01 de dezembro de 2011 | 06h53

Saulo Luz

Empréstimo tomado por meio de ofertas nas telas dos caixas eletrônicos têm juros mais altos em relação aos feitos nas agências (mais caro até que o cheque especial). Em caso de arrependimento, o banco dificulta o cancelamento. Essa é a constatação da Associação Brasileira de Defesa do Consumidor (Pro Teste), que testou o serviço de crédito oferecido em caixas eletrônicos de sete maiores bancos do País – Banco do Brasil, Itaú, Santander, Caixa, HSBC, Bradesco e Citibank.

A Pro Teste simulou empréstimos rápidos de R$ 1 mil, parcelados em 12 vezes. Ao avaliar o Custo Efetivo Total (CET, constatou que o mesmo consumidor pode gastar até 203,30% a mais do que o valor emprestado. O CET mais barato foi o do Banco do Brasil (87,78%), seguido por Itaú (95,50%), Caixa (97,63%), Citibank (141,49%), Bradesco (147,55%) , HSBC (179,20%) e Santander (o mais caro, com (203,30%).

“É um crédito muito caro. No empréstimo pessoal, o CET está sempre abaixo de 100% ao ano e é possível encontrar taxas de 80% ou 70%, o que é mais barato até do que o CET do empréstimo rápido mais barato (87,78%). Até o cheque especial é mais barato, com taxas de 100% a 103% ao ano”, diz Hessia Costilla, economista da Pro Teste.

Além disso, a Pro Teste afirma que em algumas instituições como Citi, Itaú, Bradesco e HSBC, o CET anunciado (que deve englobar, além dos juros, todos outros gastos e impostos, como o IOF) é inferior ao verdadeiro, iludindo o consumidor. Outro problema que a Pro Teste constatou é que o processo de contratação é muito fácil em todos os bancos, mas o cancelamento não.

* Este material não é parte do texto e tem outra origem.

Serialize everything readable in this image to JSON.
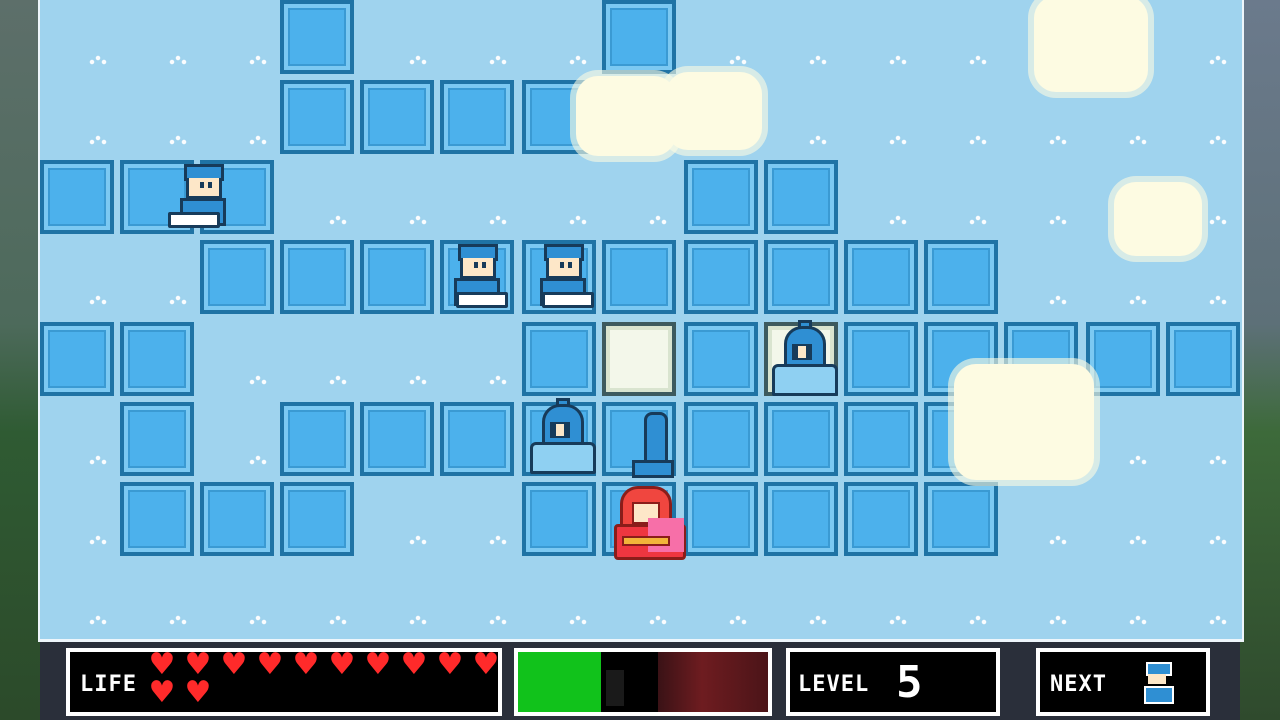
{
  "hud": {
    "life_label": "LIFE",
    "hearts": [
      "♥",
      "♥",
      "♥",
      "♥",
      "♥",
      "♥",
      "♥",
      "♥",
      "♥",
      "♥",
      "♥",
      "♥"
    ],
    "level_label": "LEVEL",
    "level_value": "5",
    "next_label": "NEXT",
    "next_piece": "soldier-icon",
    "gauge_level": 0.55
  },
  "colors": {
    "sky": "#9fd3ee",
    "tile": "#4cb1ec",
    "tile_border": "#1f73a5",
    "highlight_tile": "#f3f7ea",
    "heart": "#ff2a2a",
    "gauge": "#11c21b"
  }
}
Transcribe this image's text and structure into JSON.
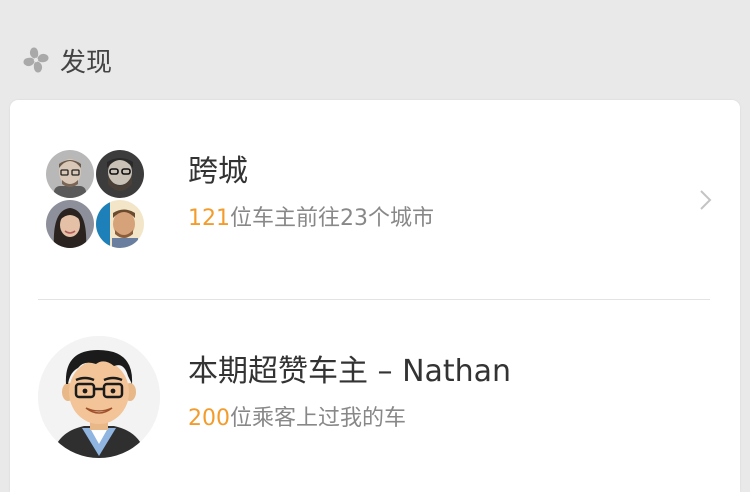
{
  "section": {
    "title": "发现",
    "icon": "flower-icon"
  },
  "items": [
    {
      "title": "跨城",
      "subtitle_count": "121",
      "subtitle_rest": "位车主前往23个城市",
      "icon": "chevron-right-icon"
    },
    {
      "title": "本期超赞车主 – Nathan",
      "subtitle_count": "200",
      "subtitle_rest": "位乘客上过我的车"
    }
  ],
  "colors": {
    "accent": "#f39c2c",
    "background": "#e9e9e9",
    "card": "#ffffff"
  }
}
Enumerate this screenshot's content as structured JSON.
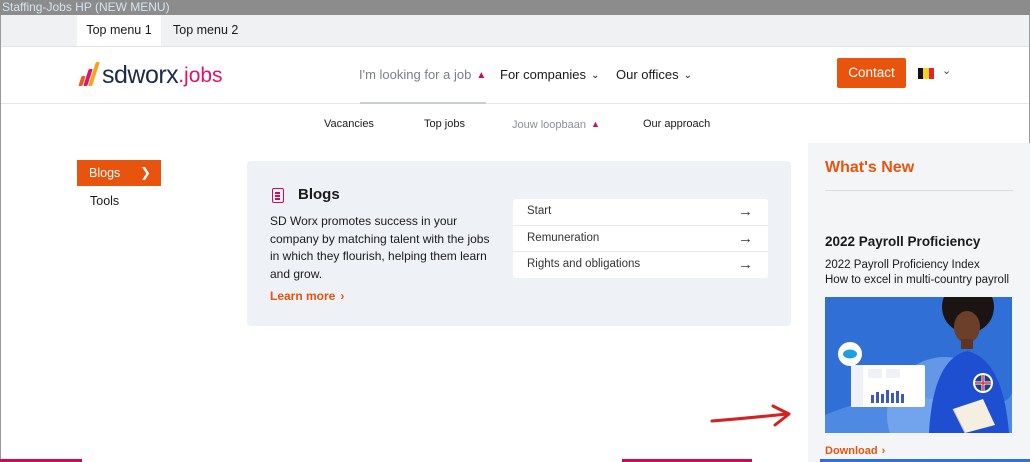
{
  "window": {
    "title": "Staffing-Jobs HP (NEW MENU)"
  },
  "top_menu": [
    "Top menu 1",
    "Top menu 2"
  ],
  "logo": {
    "word": "sdworx",
    "suffix": ".jobs"
  },
  "main_nav": {
    "looking": "I'm looking for a job",
    "companies": "For companies",
    "offices": "Our offices",
    "contact": "Contact",
    "language_flag": "belgium-flag"
  },
  "sub_nav": [
    "Vacancies",
    "Top jobs",
    "Jouw loopbaan",
    "Our approach"
  ],
  "left_menu": {
    "active": "Blogs",
    "other": "Tools"
  },
  "card": {
    "title": "Blogs",
    "description": "SD Worx promotes success in your company by matching talent with the jobs in which they flourish, helping them learn and grow.",
    "learn_more": "Learn more",
    "links": [
      "Start",
      "Remuneration",
      "Rights and obligations"
    ]
  },
  "whats_new": {
    "title": "What's New",
    "heading": "2022 Payroll Proficiency",
    "line1": "2022 Payroll Proficiency Index",
    "line2": "How to excel in multi-country payroll",
    "download": "Download"
  },
  "colors": {
    "accent_orange": "#e8540e",
    "brand_magenta": "#c80d5b",
    "annotation_red": "#d42020"
  }
}
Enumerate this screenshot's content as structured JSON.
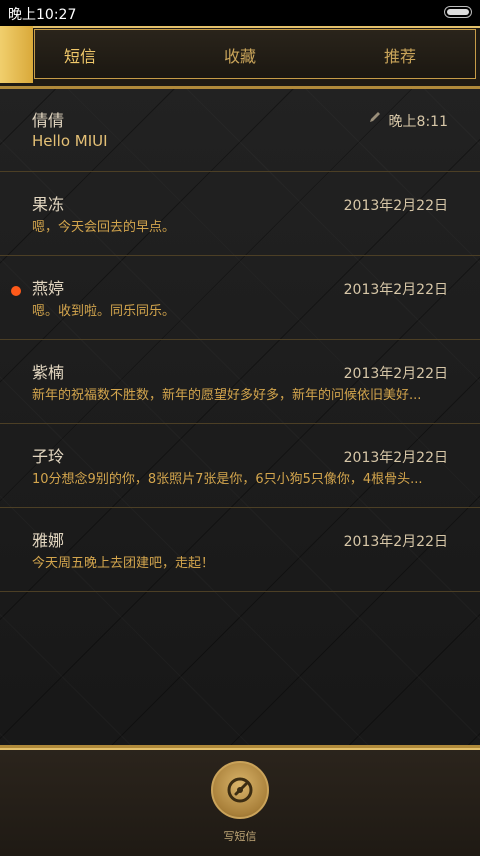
{
  "status_bar": {
    "time": "晚上10:27"
  },
  "tabs": [
    {
      "label": "短信",
      "active": true
    },
    {
      "label": "收藏",
      "active": false
    },
    {
      "label": "推荐",
      "active": false
    }
  ],
  "messages": [
    {
      "name": "倩倩",
      "time": "晚上8:11",
      "preview": "Hello MIUI",
      "draft": true,
      "unread": false
    },
    {
      "name": "果冻",
      "time": "2013年2月22日",
      "preview": "嗯，今天会回去的早点。",
      "draft": false,
      "unread": false
    },
    {
      "name": "燕婷",
      "time": "2013年2月22日",
      "preview": "嗯。收到啦。同乐同乐。",
      "draft": false,
      "unread": true
    },
    {
      "name": "紫楠",
      "time": "2013年2月22日",
      "preview": "新年的祝福数不胜数，新年的愿望好多好多，新年的问候依旧美好...",
      "draft": false,
      "unread": false
    },
    {
      "name": "子玲",
      "time": "2013年2月22日",
      "preview": "10分想念9别的你，8张照片7张是你，6只小狗5只像你，4根骨头...",
      "draft": false,
      "unread": false
    },
    {
      "name": "雅娜",
      "time": "2013年2月22日",
      "preview": "今天周五晚上去团建吧，走起！",
      "draft": false,
      "unread": false
    }
  ],
  "compose": {
    "label": "写短信"
  },
  "colors": {
    "accent": "#d9a93a",
    "unread": "#ff5a1a",
    "preview": "#d3a54d"
  }
}
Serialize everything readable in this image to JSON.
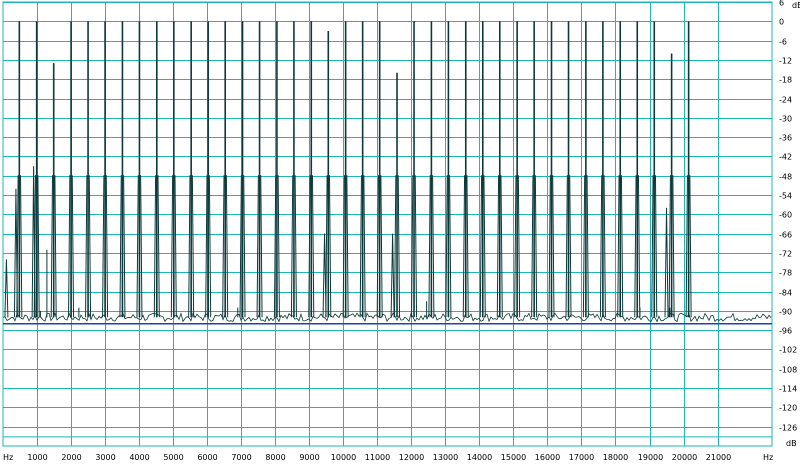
{
  "chart_data": {
    "type": "line",
    "title": "",
    "xlabel": "",
    "ylabel": "",
    "x_unit": "Hz",
    "y_unit": "dB",
    "xlim": [
      0,
      22600
    ],
    "ylim": [
      -132,
      6
    ],
    "grid": true,
    "x_ticks": [
      1000,
      2000,
      3000,
      4000,
      5000,
      6000,
      7000,
      8000,
      9000,
      10000,
      11000,
      12000,
      13000,
      14000,
      15000,
      16000,
      17000,
      18000,
      19000,
      20000,
      21000
    ],
    "y_ticks": [
      6,
      0,
      -6,
      -12,
      -18,
      -24,
      -30,
      -36,
      -42,
      -48,
      -54,
      -60,
      -66,
      -72,
      -78,
      -84,
      -90,
      -96,
      -102,
      -108,
      -114,
      -120,
      -126
    ],
    "noise_floor_db": -92,
    "colors": {
      "grid": "#1fb6b6",
      "baseline": "#1f3fb6",
      "trace": "#0c3a3a",
      "axis_text": "#000000"
    },
    "series": [
      {
        "peaks": [
          {
            "x": 480,
            "y": 0
          },
          {
            "x": 990,
            "y": 0
          },
          {
            "x": 1490,
            "y": -13
          },
          {
            "x": 2000,
            "y": 0
          },
          {
            "x": 2500,
            "y": 0
          },
          {
            "x": 3000,
            "y": 0
          },
          {
            "x": 3510,
            "y": 0
          },
          {
            "x": 4010,
            "y": 0
          },
          {
            "x": 4520,
            "y": 0
          },
          {
            "x": 5020,
            "y": 0
          },
          {
            "x": 5530,
            "y": 0
          },
          {
            "x": 6030,
            "y": 0
          },
          {
            "x": 6530,
            "y": 0
          },
          {
            "x": 7040,
            "y": 0
          },
          {
            "x": 7540,
            "y": 0
          },
          {
            "x": 8050,
            "y": 0
          },
          {
            "x": 8550,
            "y": 0
          },
          {
            "x": 9060,
            "y": 0
          },
          {
            "x": 9560,
            "y": -3
          },
          {
            "x": 10070,
            "y": 0
          },
          {
            "x": 10570,
            "y": 0
          },
          {
            "x": 11070,
            "y": 0
          },
          {
            "x": 11580,
            "y": -16
          },
          {
            "x": 12080,
            "y": 0
          },
          {
            "x": 12590,
            "y": 0
          },
          {
            "x": 13090,
            "y": 0
          },
          {
            "x": 13600,
            "y": 0
          },
          {
            "x": 14100,
            "y": 0
          },
          {
            "x": 14600,
            "y": 0
          },
          {
            "x": 15110,
            "y": 0
          },
          {
            "x": 15610,
            "y": 0
          },
          {
            "x": 16120,
            "y": 0
          },
          {
            "x": 16620,
            "y": 0
          },
          {
            "x": 17130,
            "y": 0
          },
          {
            "x": 17630,
            "y": 0
          },
          {
            "x": 18140,
            "y": 0
          },
          {
            "x": 18640,
            "y": 0
          },
          {
            "x": 19140,
            "y": 0
          },
          {
            "x": 19650,
            "y": -10
          },
          {
            "x": 20150,
            "y": 0
          }
        ],
        "shoulder_db": -48,
        "minor_spurs": [
          {
            "x": 1290,
            "y": -71
          },
          {
            "x": 1100,
            "y": -90
          },
          {
            "x": 2230,
            "y": -89
          },
          {
            "x": 6900,
            "y": -89
          },
          {
            "x": 12450,
            "y": -87
          },
          {
            "x": 18720,
            "y": -89
          },
          {
            "x": 19600,
            "y": -89
          }
        ],
        "side_lobes": [
          {
            "x": 380,
            "y": -52
          },
          {
            "x": 900,
            "y": -45
          },
          {
            "x": 9450,
            "y": -66
          },
          {
            "x": 11450,
            "y": -66
          },
          {
            "x": 19500,
            "y": -58
          },
          {
            "x": 100,
            "y": -74
          }
        ]
      }
    ]
  }
}
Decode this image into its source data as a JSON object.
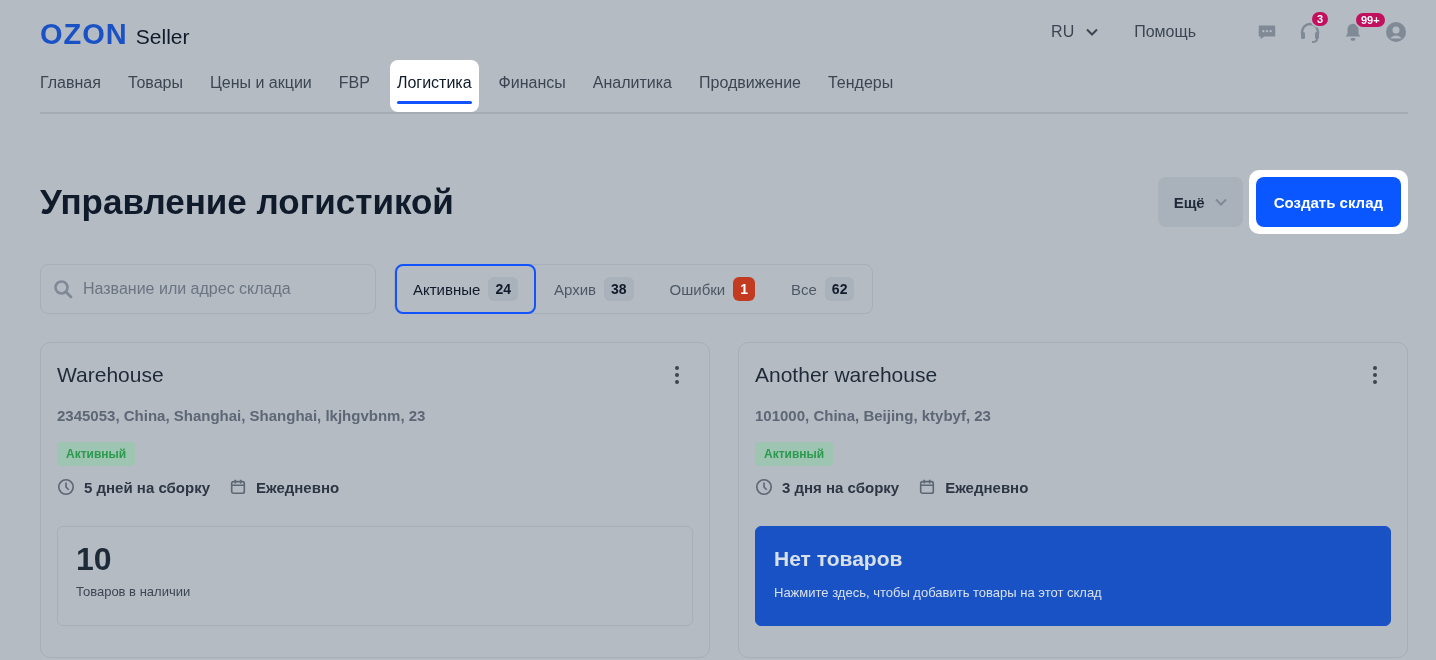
{
  "header": {
    "logo": "OZON",
    "logo_suffix": "Seller",
    "language": "RU",
    "help": "Помощь",
    "icons": [
      {
        "kind": "chat"
      },
      {
        "kind": "support",
        "badge": "3"
      },
      {
        "kind": "bell",
        "badge": "99+"
      },
      {
        "kind": "profile"
      }
    ]
  },
  "nav": [
    {
      "label": "Главная",
      "selected": false,
      "spotlight": false
    },
    {
      "label": "Товары",
      "selected": false,
      "spotlight": false
    },
    {
      "label": "Цены и акции",
      "selected": false,
      "spotlight": false
    },
    {
      "label": "FBP",
      "selected": false,
      "spotlight": false
    },
    {
      "label": "Логистика",
      "selected": true,
      "spotlight": true
    },
    {
      "label": "Финансы",
      "selected": false,
      "spotlight": false
    },
    {
      "label": "Аналитика",
      "selected": false,
      "spotlight": false
    },
    {
      "label": "Продвижение",
      "selected": false,
      "spotlight": false
    },
    {
      "label": "Тендеры",
      "selected": false,
      "spotlight": false
    }
  ],
  "page_title": "Управление логистикой",
  "more_button": "Ещё",
  "create_button": {
    "label": "Создать склад",
    "spotlight": true
  },
  "search": {
    "placeholder": "Название или адрес склада"
  },
  "filters": [
    {
      "label": "Активные",
      "count": "24",
      "selected": true,
      "alert": false
    },
    {
      "label": "Архив",
      "count": "38",
      "selected": false,
      "alert": false
    },
    {
      "label": "Ошибки",
      "count": "1",
      "selected": false,
      "alert": true
    },
    {
      "label": "Все",
      "count": "62",
      "selected": false,
      "alert": false
    }
  ],
  "warehouses": [
    {
      "name": "Warehouse",
      "address": "2345053, China, Shanghai, Shanghai, lkjhgvbnm, 23",
      "status": "Активный",
      "assembly": "5 дней на сборку",
      "schedule": "Ежедневно",
      "stock": {
        "kind": "count",
        "value": "10",
        "caption": "Товаров в наличии"
      }
    },
    {
      "name": "Another warehouse",
      "address": "101000, China, Beijing, ktybyf, 23",
      "status": "Активный",
      "assembly": "3 дня на сборку",
      "schedule": "Ежедневно",
      "stock": {
        "kind": "empty",
        "value": "Нет товаров",
        "caption": "Нажмите здесь, чтобы добавить товары на этот склад"
      }
    }
  ]
}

“Após a confirmação do empréstimo no caixa não há nenhuma possibilidade cancelar pelo mesmo canal. Nem mesmo pela internet ou pelo telefone é possível fazer isso”, diz Hessia, que ressalta que o consumidor acaba tendo que ir pessoalmente à agência. “A maioria dificultou e não aceitou o cancelamento, apenas ofereceram a possibilidade de quitar a dívida com antecedência. Porém, o Código de Defesa do Consumidor dá o direito ao cancelamento em até 7 dias”, completa.

Procurado, o Bradesco não constatou divergência em relação a CET, que é de 147,50%, podendo sofrer pequena alteração em razão da data da simulação. O Santander informa que a sua taxa média para o crédito pessoal, independente do canal de contratação é de 3,64% ao mês, de acordo com a apuração semanal do Banco Central.